Results of this study suggest that there is no difference between the diagnostic accuracy of 1.5T and 3.0T MRI with Gd-EOB-DTPA as the contrast agent for the diagnosis of HCC. However, it should be noted that there were no controlled studies that compared the diagnostic accuracy of 1.5T and 3.0T MRI included in this analysis, and there is only a limited number of studies in literature that assess the accuracy of 1.5T and 3.0T MRI in HCC. Kim et al[36] compared 1.5T and 3.0T MRI with Gd-EOB-DTPA as the contrast agent for the detection of HCC and reported that both exhibited similar diagnostic performance for detecting small HCCs, but there was a tendency toward increased reader confidence for the arterial and hepatocyte phase with 3.0T compared with 1.5T. In a study that attempted to correlate superparamagnetic iron oxide-enhanced MRI findings of well-differentiated HCC with those of MDCT, Kim et al[37] reported that 83% of lesions examined with 1.5T MRI were hyperintense as compared with 88% of lesions examined with 3.0T MRI, but the difference was nonsignificant (P = 0.745).

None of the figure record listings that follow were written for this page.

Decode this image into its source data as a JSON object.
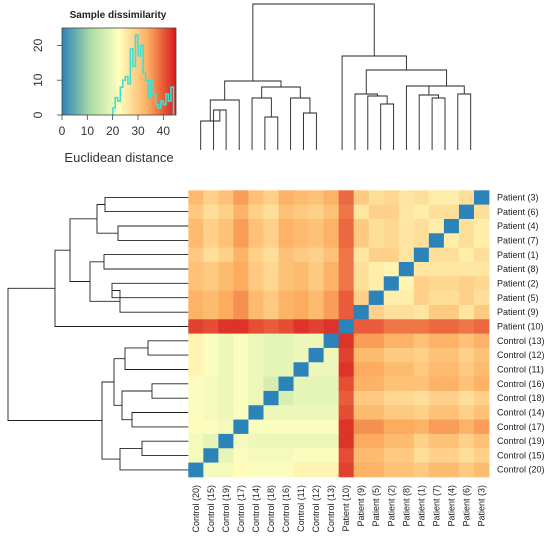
{
  "colors": {
    "scale": [
      "#2b83ba",
      "#abdda4",
      "#ffffbf",
      "#fdae61",
      "#d7191c"
    ],
    "histogram_line": "#40e0d0",
    "diagonal": "#2b83ba"
  },
  "chart_data": [
    {
      "type": "heatmap",
      "title": "",
      "row_labels": [
        "Patient (3)",
        "Patient (6)",
        "Patient (4)",
        "Patient (7)",
        "Patient (1)",
        "Patient (8)",
        "Patient (2)",
        "Patient (5)",
        "Patient (9)",
        "Patient (10)",
        "Control (13)",
        "Control (12)",
        "Control (11)",
        "Control (16)",
        "Control (18)",
        "Control (14)",
        "Control (17)",
        "Control (19)",
        "Control (15)",
        "Control (20)"
      ],
      "col_labels": [
        "Control (20)",
        "Control (15)",
        "Control (19)",
        "Control (17)",
        "Control (14)",
        "Control (18)",
        "Control (16)",
        "Control (11)",
        "Control (12)",
        "Control (13)",
        "Patient (10)",
        "Patient (9)",
        "Patient (5)",
        "Patient (2)",
        "Patient (8)",
        "Patient (1)",
        "Patient (7)",
        "Patient (4)",
        "Patient (6)",
        "Patient (3)"
      ],
      "value_range": [
        0,
        45
      ],
      "values": [
        [
          32,
          29,
          31,
          35,
          31,
          29,
          33,
          32,
          31,
          33,
          39,
          30,
          27,
          28,
          26,
          27,
          25,
          25,
          27,
          0
        ],
        [
          30,
          27,
          29,
          33,
          29,
          27,
          31,
          30,
          29,
          31,
          38,
          26,
          29,
          29,
          26,
          25,
          27,
          27,
          0,
          27
        ],
        [
          32,
          29,
          31,
          35,
          31,
          29,
          33,
          32,
          31,
          33,
          39,
          30,
          27,
          28,
          26,
          27,
          25,
          0,
          27,
          25
        ],
        [
          32,
          29,
          31,
          35,
          31,
          29,
          33,
          32,
          31,
          33,
          39,
          30,
          27,
          28,
          26,
          27,
          0,
          25,
          27,
          25
        ],
        [
          30,
          27,
          29,
          33,
          29,
          27,
          31,
          30,
          29,
          31,
          38,
          26,
          29,
          29,
          26,
          0,
          27,
          27,
          25,
          27
        ],
        [
          31,
          30,
          32,
          34,
          30,
          28,
          31,
          32,
          30,
          33,
          38,
          27,
          25,
          24,
          0,
          26,
          26,
          26,
          26,
          26
        ],
        [
          31,
          30,
          32,
          34,
          30,
          28,
          31,
          32,
          30,
          33,
          38,
          27,
          25,
          0,
          24,
          29,
          28,
          28,
          29,
          28
        ],
        [
          33,
          32,
          34,
          36,
          32,
          30,
          33,
          34,
          32,
          35,
          40,
          29,
          0,
          25,
          25,
          29,
          27,
          27,
          29,
          27
        ],
        [
          33,
          32,
          34,
          36,
          32,
          30,
          33,
          34,
          32,
          35,
          40,
          0,
          29,
          27,
          27,
          26,
          30,
          30,
          26,
          30
        ],
        [
          42,
          41,
          43,
          43,
          41,
          40,
          41,
          43,
          42,
          43,
          0,
          40,
          40,
          38,
          38,
          38,
          39,
          39,
          38,
          39
        ],
        [
          24,
          22,
          20,
          22,
          20,
          19,
          19,
          20,
          20,
          0,
          43,
          35,
          35,
          33,
          33,
          31,
          33,
          33,
          31,
          33
        ],
        [
          24,
          22,
          20,
          22,
          20,
          19,
          19,
          20,
          0,
          20,
          42,
          32,
          32,
          30,
          30,
          29,
          31,
          31,
          29,
          31
        ],
        [
          24,
          22,
          20,
          22,
          20,
          19,
          19,
          0,
          20,
          20,
          43,
          34,
          34,
          32,
          32,
          30,
          32,
          32,
          30,
          32
        ],
        [
          22,
          21,
          20,
          22,
          20,
          17,
          0,
          19,
          19,
          19,
          41,
          33,
          33,
          31,
          31,
          31,
          33,
          33,
          31,
          33
        ],
        [
          22,
          21,
          20,
          22,
          20,
          0,
          17,
          19,
          19,
          19,
          40,
          30,
          30,
          28,
          28,
          27,
          29,
          29,
          27,
          29
        ],
        [
          22,
          21,
          20,
          22,
          0,
          20,
          20,
          20,
          20,
          20,
          41,
          32,
          32,
          30,
          30,
          29,
          31,
          31,
          29,
          31
        ],
        [
          23,
          22,
          21,
          0,
          22,
          22,
          22,
          22,
          22,
          22,
          43,
          36,
          36,
          34,
          34,
          33,
          35,
          35,
          33,
          35
        ],
        [
          21,
          19,
          0,
          21,
          20,
          20,
          20,
          20,
          20,
          20,
          43,
          34,
          34,
          32,
          32,
          29,
          31,
          31,
          29,
          31
        ],
        [
          21,
          0,
          19,
          22,
          21,
          21,
          21,
          22,
          22,
          22,
          41,
          32,
          32,
          30,
          30,
          27,
          29,
          29,
          27,
          29
        ],
        [
          0,
          21,
          21,
          23,
          22,
          22,
          22,
          24,
          24,
          24,
          42,
          33,
          33,
          31,
          31,
          30,
          32,
          32,
          30,
          32
        ]
      ]
    },
    {
      "type": "histogram",
      "title": "Sample dissimilarity",
      "xlabel": "Euclidean distance",
      "ylabel": "",
      "xlim": [
        0,
        45
      ],
      "ylim": [
        0,
        25
      ],
      "xticks": [
        "0",
        "10",
        "20",
        "30",
        "40"
      ],
      "yticks": [
        "0",
        "10",
        "20"
      ],
      "bin_width": 1,
      "bins_start": 20,
      "counts": [
        2,
        5,
        4,
        8,
        10,
        11,
        9,
        19,
        14,
        23,
        17,
        20,
        12,
        10,
        5,
        10,
        6,
        3,
        2,
        4,
        3,
        6,
        4,
        8
      ]
    }
  ]
}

There are limitations of this study that should be considered. The number of studies included in the analysis was relatively small, but a total of 1536 lesions were examined. There was heterogeneity in the imaging parameters used among included studies, and the equipment used and the operators’ expertise also varied. Furthermore, MRI and MDCT imaging studies were performed only in patients who did not pass a screening test. Though this was based on the American Association for the Study of Liver Diseases guidelines,[2] it could lead to bias in patient selection. In addition, not all nodules/lesions identified on imaging studies could be resected and the diagnosis confirmed by histopathological examination. Only nodules or lesions mostly likely to be tumors were resected, so evaluation of other types of lesions was not performed. These 2 limitations may lead to a lower rate of FN lesions and an overestimation of the actual sensitivities of both imaging techniques. No distinction was made between cirrhotic and noncirrhotic patients, and the manufacturer's suggestion of performing hepatobiliary phase imaging 20 minutes after Gd-EOB-DTPA administration might not yield optimal results for cirrhotic patients in whom contrast uptake and elimination would be delayed. Also, we did not use tumor size as a criterion, such that we were able to include more studies in the meta-analysis. But based on the reported data of the included studies, MRI shows better diagnostic accuracy with tumors as small as 1.2 cm. Furthermore, we did not evaluate cost-effectiveness ratio in our study, but cost may drop in the future and better diagnostic accuracy can potentially save lives or improve life quality that may eventually outweigh cost consideration.

In conclusion, this meta-analysis of 9 recently published studies indicates that Gd-EOB-DTPA-enhanced MRI provides better sensitivity and specificity than MDCT for the diagnosis of primary HCC.